Implicitly, the Inquiry conceded that its support for a market-based solution to the problems of rural services is an act of faith. It said that if "market developments do not have the effect of improving service levels, the Inquiry believes that the Government should reassess the USO mechanism."

Among the Inquiry's 17 recommendations was one that "the Government offer up-front incentives to potential alternative universal service providers in return for their commitment to supply, as a standard service, substantial improvements above the legislated minimum."


It also explicitly recommended that "if the contestability processes announced by the Government do not have the effect of materially improving service levels in regional, rural and remote areas, the Government should reassess policy measures, including the USO, with a view to ensuring the contemporary telecommunications needs of all Australians are met."
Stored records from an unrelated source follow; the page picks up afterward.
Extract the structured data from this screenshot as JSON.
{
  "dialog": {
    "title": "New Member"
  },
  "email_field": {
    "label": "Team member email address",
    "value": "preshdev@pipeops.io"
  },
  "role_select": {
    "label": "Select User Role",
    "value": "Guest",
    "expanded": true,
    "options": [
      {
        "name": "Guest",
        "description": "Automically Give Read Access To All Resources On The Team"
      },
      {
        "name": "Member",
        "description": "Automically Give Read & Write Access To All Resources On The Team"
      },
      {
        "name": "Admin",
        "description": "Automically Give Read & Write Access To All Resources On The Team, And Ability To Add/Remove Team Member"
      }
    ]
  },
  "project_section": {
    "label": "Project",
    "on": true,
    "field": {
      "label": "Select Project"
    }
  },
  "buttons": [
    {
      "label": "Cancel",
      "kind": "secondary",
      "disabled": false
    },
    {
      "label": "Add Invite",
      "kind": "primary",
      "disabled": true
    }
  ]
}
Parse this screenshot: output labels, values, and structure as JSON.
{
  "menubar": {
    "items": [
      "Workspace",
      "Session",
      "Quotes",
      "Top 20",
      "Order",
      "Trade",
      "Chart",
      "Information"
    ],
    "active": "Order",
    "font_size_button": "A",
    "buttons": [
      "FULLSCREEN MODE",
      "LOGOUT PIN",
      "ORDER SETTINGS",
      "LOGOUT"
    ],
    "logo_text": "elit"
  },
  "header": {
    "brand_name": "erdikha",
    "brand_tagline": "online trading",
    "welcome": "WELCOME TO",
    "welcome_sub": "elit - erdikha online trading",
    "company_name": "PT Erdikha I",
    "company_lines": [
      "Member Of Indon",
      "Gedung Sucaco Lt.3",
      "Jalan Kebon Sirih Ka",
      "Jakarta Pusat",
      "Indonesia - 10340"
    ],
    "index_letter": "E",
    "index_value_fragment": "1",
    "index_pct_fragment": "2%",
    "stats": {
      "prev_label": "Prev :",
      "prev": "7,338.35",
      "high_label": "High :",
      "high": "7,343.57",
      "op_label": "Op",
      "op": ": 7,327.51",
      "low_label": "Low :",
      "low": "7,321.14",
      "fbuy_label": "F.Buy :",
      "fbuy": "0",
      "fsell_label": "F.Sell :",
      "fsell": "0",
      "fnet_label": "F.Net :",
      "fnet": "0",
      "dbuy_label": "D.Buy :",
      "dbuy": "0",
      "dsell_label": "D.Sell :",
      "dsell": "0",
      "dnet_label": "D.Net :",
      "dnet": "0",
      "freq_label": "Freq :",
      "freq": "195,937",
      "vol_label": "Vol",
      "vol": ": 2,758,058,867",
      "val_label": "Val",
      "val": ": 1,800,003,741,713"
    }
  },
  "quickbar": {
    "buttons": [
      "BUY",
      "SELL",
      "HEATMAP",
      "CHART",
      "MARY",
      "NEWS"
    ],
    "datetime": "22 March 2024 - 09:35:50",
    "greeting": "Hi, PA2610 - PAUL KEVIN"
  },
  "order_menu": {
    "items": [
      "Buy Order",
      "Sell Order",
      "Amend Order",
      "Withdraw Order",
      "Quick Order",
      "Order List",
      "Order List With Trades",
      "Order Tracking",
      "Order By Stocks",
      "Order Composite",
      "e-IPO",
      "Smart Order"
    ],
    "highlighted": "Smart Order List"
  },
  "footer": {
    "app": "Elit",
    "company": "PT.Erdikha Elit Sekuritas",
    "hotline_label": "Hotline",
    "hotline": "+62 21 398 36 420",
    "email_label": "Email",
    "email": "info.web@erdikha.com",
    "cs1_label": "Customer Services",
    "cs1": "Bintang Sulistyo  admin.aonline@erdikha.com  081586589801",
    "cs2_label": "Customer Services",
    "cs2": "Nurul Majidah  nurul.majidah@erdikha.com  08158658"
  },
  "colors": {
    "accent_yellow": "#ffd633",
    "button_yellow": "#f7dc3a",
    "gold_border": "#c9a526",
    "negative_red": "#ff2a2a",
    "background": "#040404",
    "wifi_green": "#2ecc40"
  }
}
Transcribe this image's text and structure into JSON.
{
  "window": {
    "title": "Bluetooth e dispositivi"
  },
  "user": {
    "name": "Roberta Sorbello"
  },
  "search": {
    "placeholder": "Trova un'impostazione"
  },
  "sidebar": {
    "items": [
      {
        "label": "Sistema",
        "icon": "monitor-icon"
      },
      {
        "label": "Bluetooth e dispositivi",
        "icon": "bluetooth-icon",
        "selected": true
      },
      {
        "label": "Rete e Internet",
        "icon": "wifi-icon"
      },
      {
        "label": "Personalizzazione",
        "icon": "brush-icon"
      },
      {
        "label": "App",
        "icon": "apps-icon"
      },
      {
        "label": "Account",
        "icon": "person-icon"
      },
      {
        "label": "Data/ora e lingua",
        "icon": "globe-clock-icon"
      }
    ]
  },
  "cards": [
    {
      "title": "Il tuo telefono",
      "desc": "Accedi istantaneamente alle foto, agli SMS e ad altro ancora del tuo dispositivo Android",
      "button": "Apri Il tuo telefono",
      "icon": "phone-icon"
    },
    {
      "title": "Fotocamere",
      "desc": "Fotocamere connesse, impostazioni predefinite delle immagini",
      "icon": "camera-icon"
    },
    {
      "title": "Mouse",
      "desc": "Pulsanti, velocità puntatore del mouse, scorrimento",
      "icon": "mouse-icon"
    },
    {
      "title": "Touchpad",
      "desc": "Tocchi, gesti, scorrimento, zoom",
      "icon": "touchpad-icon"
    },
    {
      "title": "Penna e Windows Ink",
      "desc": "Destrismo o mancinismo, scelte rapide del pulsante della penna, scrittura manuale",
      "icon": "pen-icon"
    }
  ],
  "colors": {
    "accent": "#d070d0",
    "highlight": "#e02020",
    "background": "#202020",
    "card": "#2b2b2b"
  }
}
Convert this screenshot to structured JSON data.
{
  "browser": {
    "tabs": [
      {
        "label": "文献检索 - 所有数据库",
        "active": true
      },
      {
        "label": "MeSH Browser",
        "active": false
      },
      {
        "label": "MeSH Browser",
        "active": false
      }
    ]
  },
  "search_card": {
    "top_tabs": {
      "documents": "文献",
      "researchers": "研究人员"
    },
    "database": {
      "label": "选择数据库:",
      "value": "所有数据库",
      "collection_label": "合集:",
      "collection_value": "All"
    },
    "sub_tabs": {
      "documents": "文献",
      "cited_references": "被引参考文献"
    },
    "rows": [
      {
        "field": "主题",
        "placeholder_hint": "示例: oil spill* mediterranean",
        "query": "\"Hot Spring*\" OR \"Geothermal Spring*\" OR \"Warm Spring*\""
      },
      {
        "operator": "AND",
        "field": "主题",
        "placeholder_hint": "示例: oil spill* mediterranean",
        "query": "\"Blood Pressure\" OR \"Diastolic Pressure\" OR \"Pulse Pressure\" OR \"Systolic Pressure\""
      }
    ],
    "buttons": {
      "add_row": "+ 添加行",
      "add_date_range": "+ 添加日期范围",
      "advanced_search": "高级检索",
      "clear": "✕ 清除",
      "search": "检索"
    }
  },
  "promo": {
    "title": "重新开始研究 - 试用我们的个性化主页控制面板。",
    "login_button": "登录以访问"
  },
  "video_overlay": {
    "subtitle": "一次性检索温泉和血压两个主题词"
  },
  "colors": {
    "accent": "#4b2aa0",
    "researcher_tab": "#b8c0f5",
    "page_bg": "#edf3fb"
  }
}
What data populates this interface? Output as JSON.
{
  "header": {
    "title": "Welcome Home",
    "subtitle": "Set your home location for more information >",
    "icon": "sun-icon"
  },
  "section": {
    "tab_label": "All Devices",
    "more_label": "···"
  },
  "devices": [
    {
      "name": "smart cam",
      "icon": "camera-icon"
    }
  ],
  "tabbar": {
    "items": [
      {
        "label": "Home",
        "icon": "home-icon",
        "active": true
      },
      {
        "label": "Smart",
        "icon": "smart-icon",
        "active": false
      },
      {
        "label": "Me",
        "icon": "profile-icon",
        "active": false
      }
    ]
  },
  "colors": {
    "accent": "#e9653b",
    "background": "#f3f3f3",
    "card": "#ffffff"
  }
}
To address the failure of Telstra and other service providers to meet their Customer Service Guarantee (CSG), the Inquiry recommended that the Australian Communications Authority should be empowered to enforce levels of service provided by telecommunications companies, and to "identify and investigate extreme cases of failure by providers to meet CSG timeframes."

The Inquiry has served the important function of documenting existing levels of telecommunications services in Australia, and highlighting the city/country divide.

Adoption of its recommendations will at least ensure that attention is given to the needs of those Australians who have too frequently received a second-rate service.